One might say that discouraging girls from playing and succeeding at sports is the ultimate point of these bans. After all, if your reward for excelling in a sport is for parents and coaches of the opposing team to accuse you of being trans, what’s the point in playing in the first place?
This is obviously not a reasonable use of government resources, but for conservatives it’s worth it to prevent an 11-year-old trans girl from playing middle school softball with her friends. Give me a break.
Conservatives are trying to make living as a trans person so intolerable that we will give it up and detransition, or not transition in the first place. They believe we are all living a mass delusion that we will one day wake up from en masse. This is the great myth of the anti-trans movement. But the truth that we know is that we have always existed in some form or another, from ancient Roman times, to Indigenous peoples of North America to 18th-century French diplomats.
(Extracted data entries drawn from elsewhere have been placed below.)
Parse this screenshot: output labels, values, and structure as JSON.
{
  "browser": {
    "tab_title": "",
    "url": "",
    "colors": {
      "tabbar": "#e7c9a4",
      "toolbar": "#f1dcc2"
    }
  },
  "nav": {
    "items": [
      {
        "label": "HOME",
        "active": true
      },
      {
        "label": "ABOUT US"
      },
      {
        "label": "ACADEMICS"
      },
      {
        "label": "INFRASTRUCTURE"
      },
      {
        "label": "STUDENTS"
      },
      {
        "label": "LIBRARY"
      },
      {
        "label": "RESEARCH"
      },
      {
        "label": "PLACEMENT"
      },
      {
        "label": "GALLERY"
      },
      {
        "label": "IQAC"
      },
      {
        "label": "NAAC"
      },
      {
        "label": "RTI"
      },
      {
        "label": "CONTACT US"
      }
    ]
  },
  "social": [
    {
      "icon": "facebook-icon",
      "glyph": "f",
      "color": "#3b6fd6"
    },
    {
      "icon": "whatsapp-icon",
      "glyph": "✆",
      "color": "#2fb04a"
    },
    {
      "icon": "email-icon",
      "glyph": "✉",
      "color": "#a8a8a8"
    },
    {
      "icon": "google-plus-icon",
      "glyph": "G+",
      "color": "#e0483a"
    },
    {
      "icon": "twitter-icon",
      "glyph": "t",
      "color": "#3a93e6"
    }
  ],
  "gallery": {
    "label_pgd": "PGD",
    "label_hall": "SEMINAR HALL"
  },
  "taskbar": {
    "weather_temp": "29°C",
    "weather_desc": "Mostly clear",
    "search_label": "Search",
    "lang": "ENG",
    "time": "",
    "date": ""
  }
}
This is how I know we will eventually win, not just on trans athletes but on trans rights in general. You cannot roll back the trans tipping point. Yes, today is very dark for American trans people, but living is the best revenge.
I am 44 years old, I can outlive every single justice who made this ruling today. I long to savour my first estrogen dose once Brett Kavanaugh, the author of today’s ruling, is in the ground (from natural causes).
In the meantime, we must continue to show up for one another. We must continue creating and maintaining trans spaces will be key. We must outlive the bastards.